Beatrice or Iseult? The debate about romantic love
Anglican Theological Review, Fall 1997 by Thomas, Owen C
OWEN C. THOMAS*
Several years ago my wife and I were on leave in Rome doing some writing and teaching. Through a friend we joined a group of four Roman Catholic priests who met weekly to study various historical texts. The first one was the Vita Nuova of Dante, a text which I had never read before. Its subject matter was entirely new to me, namely, the experience of romantic love as an experience of God. My neo-orthodox theological education in the late forties had not left me open to this possibility. The study of Denis de Rougemont's Love in the Western World had confirmed my uneasiness about such an idea. But since the meetings in Rome, I have often wondered about it. More recently some research on romanticism has led me to the writings of Charles Williams on the theology of romantic love which focuses on Dante's Vita Nouva as well as the Commedia. The contrast between Williams and de Rougemont intrigued me-thus this essay.
In the thirties and forties of this century there arose a largely silent debate about the meaning and significance for human life of romantic love. On the one hand, Charles Williams (1886-1945), the English poet, novelist, literary critic, and theologian, proposed an orthodox Christian theology of romantic love. Following Dante he saw it as an experience of grace and salvation.l On the other hand, Denis de Rougemont (1906-1985), the Swiss historian, literary critic, and theologian, proposed an interpretation of what he called the myth of romantic love which had its origin in heretical Catharist sources. This myth interpreted the experience of the passion of romantic love as one which promised the exaltation and destruction of the lovers.2 As far as I know, neither Williams nor de Rougemont knew of the work of the other, with a single exception to which I will refer later.
The theses of Williams and de Rougemont on romantic love appear to be quite contradictory. They refer to much of the same historical and literary material and come to what seem to be exactly opposite conclusions. Let us consider their theses.

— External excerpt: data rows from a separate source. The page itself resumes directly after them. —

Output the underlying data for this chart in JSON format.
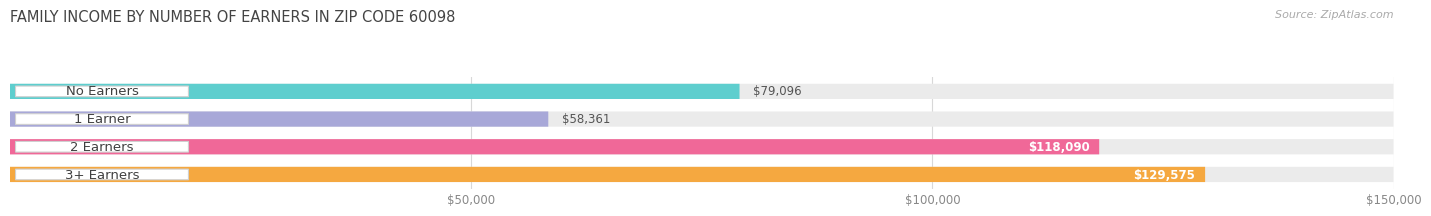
{
  "title": "FAMILY INCOME BY NUMBER OF EARNERS IN ZIP CODE 60098",
  "source": "Source: ZipAtlas.com",
  "categories": [
    "No Earners",
    "1 Earner",
    "2 Earners",
    "3+ Earners"
  ],
  "values": [
    79096,
    58361,
    118090,
    129575
  ],
  "bar_colors": [
    "#5ecece",
    "#a8a8d8",
    "#f06898",
    "#f5a840"
  ],
  "label_values": [
    "$79,096",
    "$58,361",
    "$118,090",
    "$129,575"
  ],
  "bg_color": "#ffffff",
  "bar_bg_color": "#ebebeb",
  "xlim": [
    0,
    150000
  ],
  "xticks": [
    50000,
    100000,
    150000
  ],
  "xtick_labels": [
    "$50,000",
    "$100,000",
    "$150,000"
  ],
  "title_fontsize": 10.5,
  "source_fontsize": 8,
  "label_fontsize": 8.5,
  "cat_fontsize": 9.5,
  "inside_label_threshold": 100000
}
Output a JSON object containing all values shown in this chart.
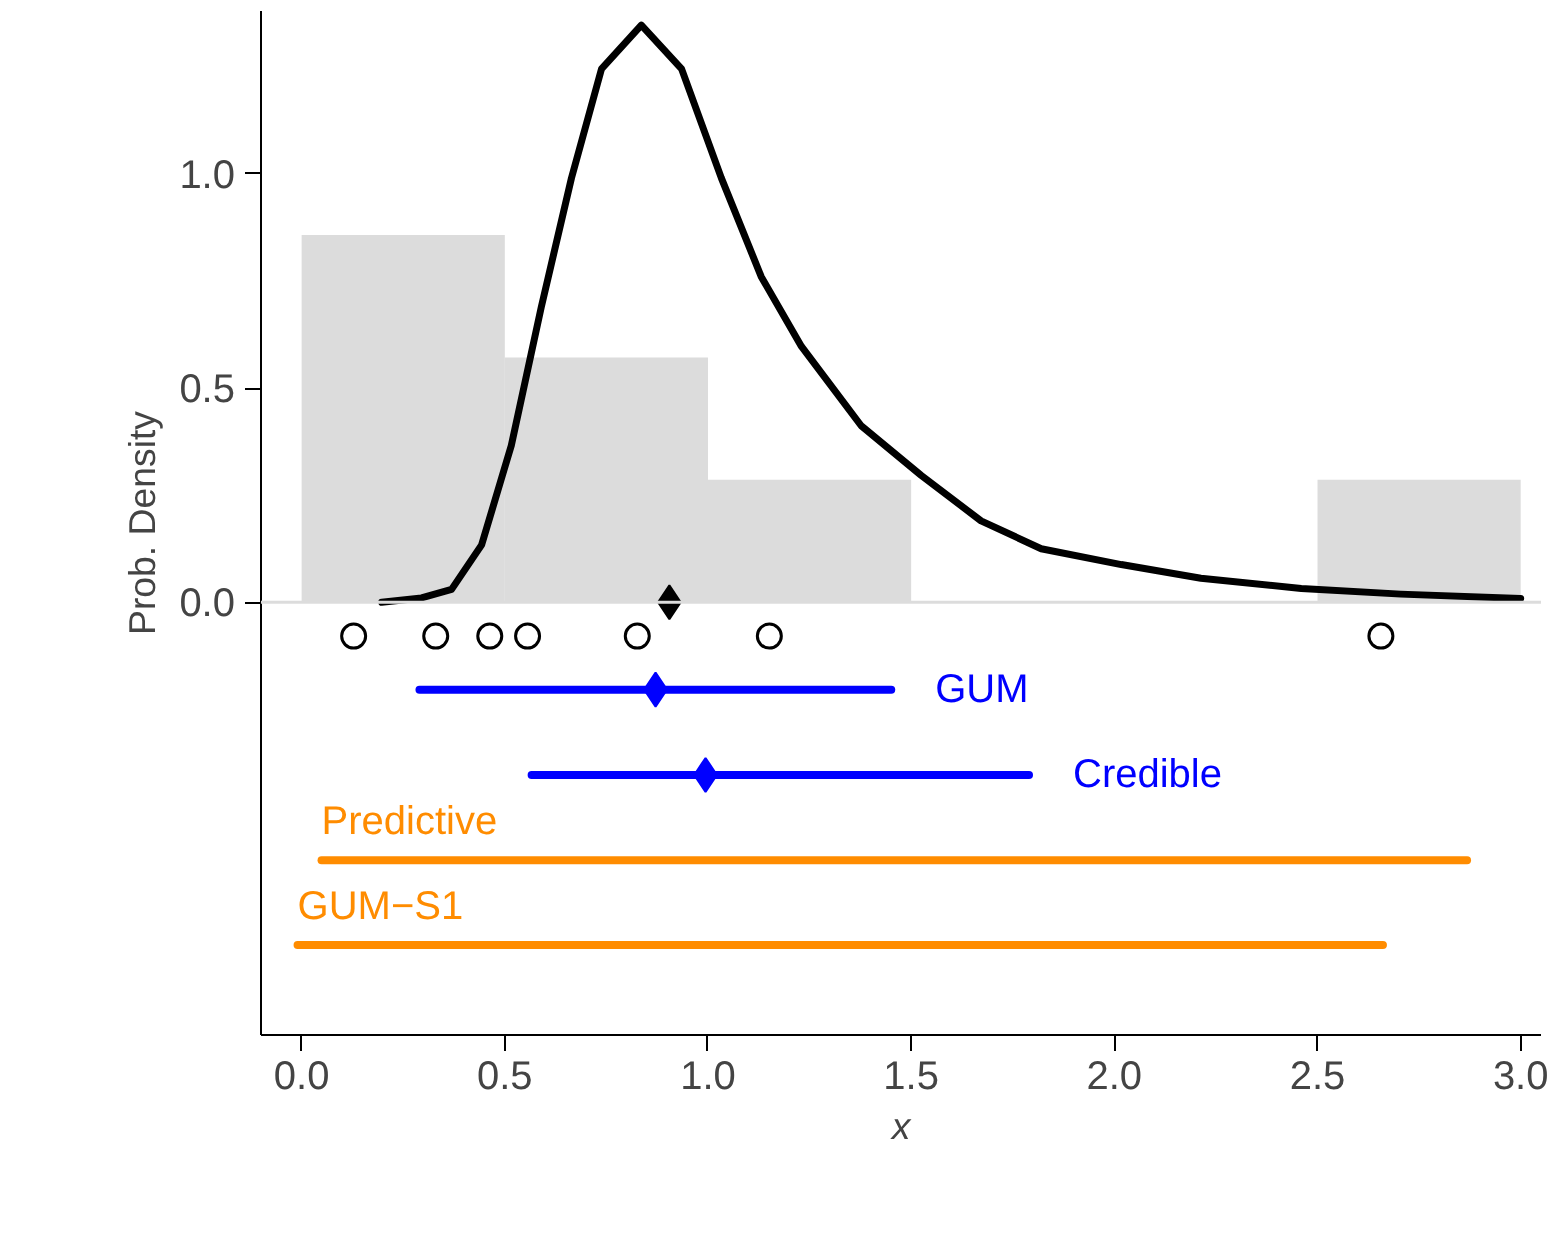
{
  "chart_data": {
    "type": "histogram",
    "xlabel": "x",
    "ylabel": "Prob. Density",
    "bins": [
      0,
      0.5,
      1.0,
      1.5,
      2.0,
      2.5,
      3.0
    ],
    "values": [
      0.857,
      0.571,
      0.286,
      0,
      0,
      0.286
    ],
    "color": "#dcdcdc",
    "xlim": [
      -0.1,
      3.05
    ],
    "ylim": [
      -1.01,
      1.38
    ],
    "xticks": [
      {
        "value": 0,
        "label": "0.0"
      },
      0.5,
      {
        "value": 1,
        "label": "1.0"
      },
      1.5,
      {
        "value": 2,
        "label": "2.0"
      },
      2.5,
      {
        "value": 3,
        "label": "3.0"
      }
    ],
    "yticks": [
      {
        "value": 0,
        "label": "0.0"
      },
      0.5,
      {
        "value": 1,
        "label": "1.0"
      }
    ],
    "grid": false,
    "ref_lines": [
      {
        "axis": "y",
        "value": 0,
        "color": "#dcdcdc"
      }
    ],
    "series": [
      {
        "type": "line",
        "color": "#000000",
        "marker": "none",
        "x": [
          0.197,
          0.295,
          0.369,
          0.443,
          0.516,
          0.59,
          0.664,
          0.738,
          0.836,
          0.935,
          1.033,
          1.131,
          1.23,
          1.377,
          1.525,
          1.672,
          1.82,
          2.017,
          2.213,
          2.46,
          2.705,
          3.0
        ],
        "values": [
          0.0,
          0.01,
          0.03,
          0.134,
          0.366,
          0.69,
          0.99,
          1.245,
          1.347,
          1.245,
          0.99,
          0.76,
          0.597,
          0.412,
          0.296,
          0.19,
          0.125,
          0.088,
          0.056,
          0.032,
          0.019,
          0.009
        ]
      },
      {
        "type": "scatter",
        "color": "#000000",
        "marker": "circle",
        "x": [
          0.128,
          0.33,
          0.463,
          0.556,
          0.826,
          1.151,
          2.656
        ],
        "values": [
          -0.079,
          -0.079,
          -0.079,
          -0.079,
          -0.079,
          -0.079,
          -0.079
        ]
      },
      {
        "type": "scatter",
        "color": "#000000",
        "marker": "diamond",
        "x": [
          0.905
        ],
        "values": [
          0
        ]
      },
      {
        "type": "line",
        "name": "GUM",
        "color": "#0000ff",
        "marker": "none",
        "x": [
          0.29,
          1.451
        ],
        "values": [
          -0.204,
          -0.204
        ]
      },
      {
        "type": "scatter",
        "color": "#0000ff",
        "marker": "diamond",
        "x": [
          0.871
        ],
        "values": [
          -0.204
        ]
      },
      {
        "type": "line",
        "name": "Credible",
        "color": "#0000ff",
        "marker": "none",
        "x": [
          0.566,
          1.79
        ],
        "values": [
          -0.403,
          -0.403
        ]
      },
      {
        "type": "scatter",
        "color": "#0000ff",
        "marker": "diamond",
        "x": [
          0.994
        ],
        "values": [
          -0.403
        ]
      },
      {
        "type": "line",
        "name": "Predictive",
        "color": "#ff8c00",
        "marker": "none",
        "x": [
          0.049,
          2.868
        ],
        "values": [
          -0.602,
          -0.602
        ]
      },
      {
        "type": "line",
        "name": "GUM−S1",
        "color": "#ff8c00",
        "marker": "none",
        "x": [
          -0.01,
          2.661
        ],
        "values": [
          -0.8,
          -0.8
        ]
      }
    ]
  }
}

According to de Rougemont, in the twelfth century a Christian heresy known as Catharism arose in southern France which involved a dualism of body and soul. The divine soul has been tempted by the Woman and is imprisoned in the body. It longs to be delivered from the body so that it can be reunited with the divine. This longing is directed at an ideal woman named Maria, the mother of a docetic Jesus who teaches an ascetic way of deliverance from the body. This deliverance occurs finally in death. So the passionate longing of the soul for deliverance is essentially a longing for death. Thus, Catharism transformed natural sexual desire into passion, limitless aspiration and longing.

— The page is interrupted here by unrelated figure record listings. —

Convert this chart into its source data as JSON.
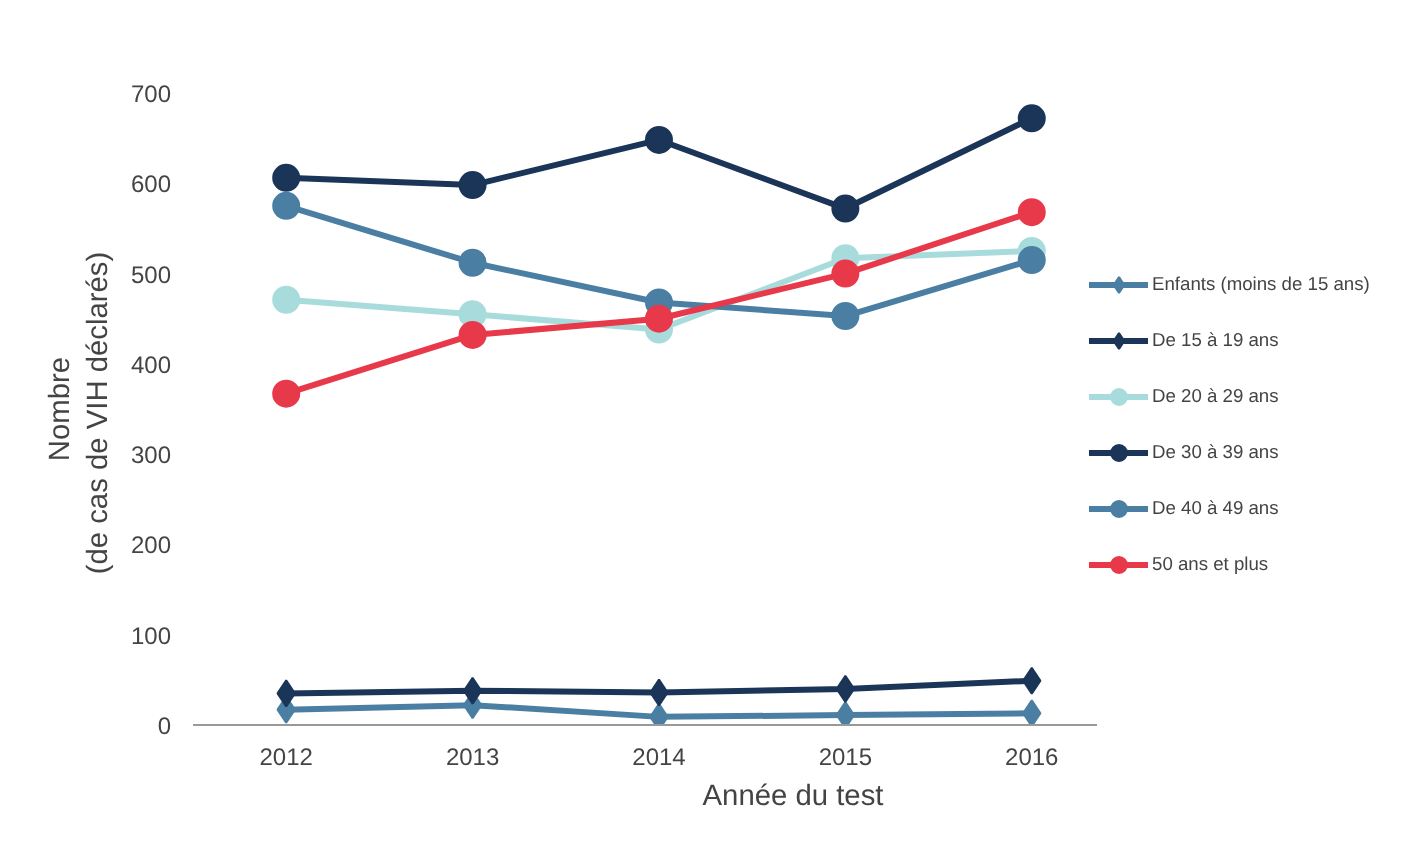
{
  "chart_data": {
    "type": "line",
    "xlabel": "Année du test",
    "ylabel": "Nombre\n(de  cas de VIH déclarés)",
    "categories": [
      "2012",
      "2013",
      "2014",
      "2015",
      "2016"
    ],
    "ylim": [
      0,
      700
    ],
    "yticks": [
      0,
      100,
      200,
      300,
      400,
      500,
      600,
      700
    ],
    "grid": false,
    "legend": "right",
    "series": [
      {
        "name": "Enfants (moins de 15 ans)",
        "color": "#4a7fa3",
        "marker": "diamond",
        "values": [
          17,
          22,
          9,
          11,
          13
        ]
      },
      {
        "name": "De 15 à 19 ans",
        "color": "#1b3558",
        "marker": "diamond",
        "values": [
          35,
          38,
          36,
          40,
          49
        ]
      },
      {
        "name": "De 20 à 29 ans",
        "color": "#a8dcdc",
        "marker": "circle",
        "values": [
          471,
          455,
          438,
          517,
          525
        ]
      },
      {
        "name": "De 30 à 39 ans",
        "color": "#1b3558",
        "marker": "circle",
        "values": [
          606,
          598,
          648,
          572,
          672
        ]
      },
      {
        "name": "De 40 à 49 ans",
        "color": "#4a7fa3",
        "marker": "circle",
        "values": [
          575,
          512,
          468,
          453,
          515
        ]
      },
      {
        "name": "50 ans et plus",
        "color": "#e8394a",
        "marker": "circle",
        "values": [
          367,
          432,
          450,
          500,
          568
        ]
      }
    ]
  }
}
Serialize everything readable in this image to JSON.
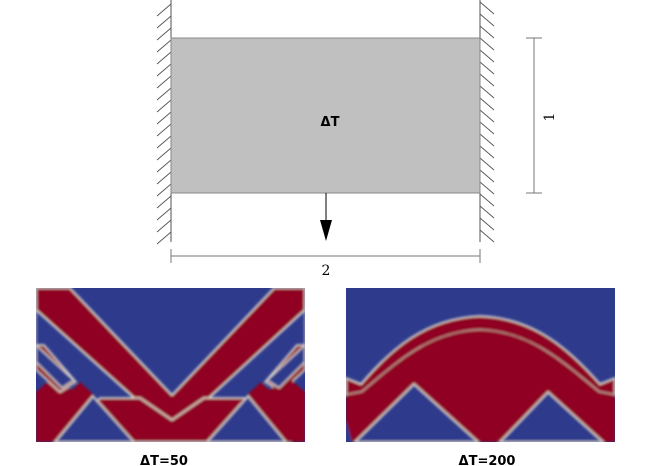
{
  "schematic": {
    "load_label": "ΔT",
    "width_label": "2",
    "height_label": "1",
    "colors": {
      "domain_fill": "#c0c0c0",
      "domain_stroke": "#888888",
      "hatch": "#555555",
      "dimension": "#777777",
      "arrow": "#000000"
    }
  },
  "results": [
    {
      "caption": "ΔT=50"
    },
    {
      "caption": "ΔT=200"
    }
  ],
  "result_colors": {
    "void": "#2e3a8c",
    "solid": "#8f0620",
    "edge": "#e8e4d8"
  }
}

Catharism was persecuted by the Inquisition, went underground, and appeared again in the guise of courtly love. This was expounded in the poems and songs of the troubadours who were its evangelists. The fundamental myth of courtly love is the story of Tristan and Iseult. This is the legend of the passionate adulterous love of these two which was inflamed by numerous obstacles, the main one being that Iseult was married to King Mark. The message of the myth is that passionate romantic love is the true human fulfillment which exalts and transforms the lovers through death. De Rougemont interprets this myth to be in direct contradiction to the Christian understanding of love as Agape.

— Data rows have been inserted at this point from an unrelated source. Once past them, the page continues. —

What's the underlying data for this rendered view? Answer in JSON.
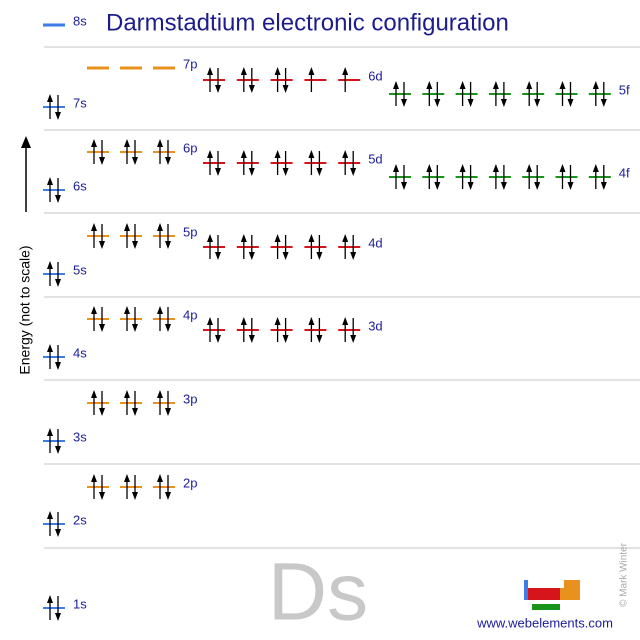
{
  "title": "Darmstadtium electronic configuration",
  "axis_label": "Energy (not to scale)",
  "symbol": "Ds",
  "copyright": "© Mark Winter",
  "website": "www.webelements.com",
  "orbitals": [
    {
      "label": "1s",
      "electrons": 2,
      "color": "#3d7ee6"
    },
    {
      "label": "2s",
      "electrons": 2,
      "color": "#3d7ee6"
    },
    {
      "label": "2p",
      "electrons": 6,
      "color": "#e8911c"
    },
    {
      "label": "3s",
      "electrons": 2,
      "color": "#3d7ee6"
    },
    {
      "label": "3p",
      "electrons": 6,
      "color": "#e8911c"
    },
    {
      "label": "3d",
      "electrons": 10,
      "color": "#d6141c"
    },
    {
      "label": "4s",
      "electrons": 2,
      "color": "#3d7ee6"
    },
    {
      "label": "4p",
      "electrons": 6,
      "color": "#e8911c"
    },
    {
      "label": "4d",
      "electrons": 10,
      "color": "#d6141c"
    },
    {
      "label": "4f",
      "electrons": 14,
      "color": "#1a931a"
    },
    {
      "label": "5s",
      "electrons": 2,
      "color": "#3d7ee6"
    },
    {
      "label": "5p",
      "electrons": 6,
      "color": "#e8911c"
    },
    {
      "label": "5d",
      "electrons": 10,
      "color": "#d6141c"
    },
    {
      "label": "5f",
      "electrons": 14,
      "color": "#1a931a"
    },
    {
      "label": "6s",
      "electrons": 2,
      "color": "#3d7ee6"
    },
    {
      "label": "6p",
      "electrons": 6,
      "color": "#e8911c"
    },
    {
      "label": "6d",
      "electrons": 8,
      "color": "#d6141c"
    },
    {
      "label": "7s",
      "electrons": 2,
      "color": "#3d7ee6"
    },
    {
      "label": "7p",
      "electrons": 0,
      "color": "#e8911c"
    },
    {
      "label": "8s",
      "electrons": 0,
      "color": "#3d7ee6"
    }
  ]
}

According to Williams the modern view of romantic love had its source in Dante's experience of falling in love with Beatrice and his interpretation of this as an experience of grace and salvation. "He is the spring of all modern love literature."3 Williams claims that the common experience of falling in love can be an experience of the unfallen state of original perfection, of the kingdom of God, and especially an experience of the love and grace of God incarnate in Christ, an experience of salvation. It depends upon what is done with the experience. If it is not seen as an end in itself but rather a beginning, it can be a following of the Christian way, especially in marriage.
Williams gives the larger context for his theology of romantic love. "It has been part of the work of Christianity in the world to make men aware of the spiritual significance of certain natural experiences.... [But this] has been attempted very little with romantic love. Yet an human energy which can be so described is capable of being assumed into sacramental and transcendental heights-such is the teaching of the Incarnation."4 The lack of such an attempt in regard to romantic love in the past has been due to apocalypticism, the concentration upon another world, suspicion of any sacrament involving human delight, the haunting of Manicheanism, the asceticism necessary for the mystical life, and clerical celibacy.5
The beginning of romantic love was Beatrice's appearance to Dante and his response. "A flame of caritas possessed me, which made me pardon anyone who had offended me."6 Williams comments, "The experience . . arouses a sense of intense significance, a sense that an explanation of the whole universe is being offered."7 This requires a response of intellect, will, and emotions. "Is it serious? Is it capable of intellectual treatment? Is it capable of belief, labor, fruition? Is it (in some sense or other) true? . . . Can this state of things be treated as the first matter of a great experiment? . . . The end of course is known by definition of the kingdom: it is the establishment of a state of caritas, of pure love, the mode of expression of one moment into eternity."8 This is the Way of Romantic Love.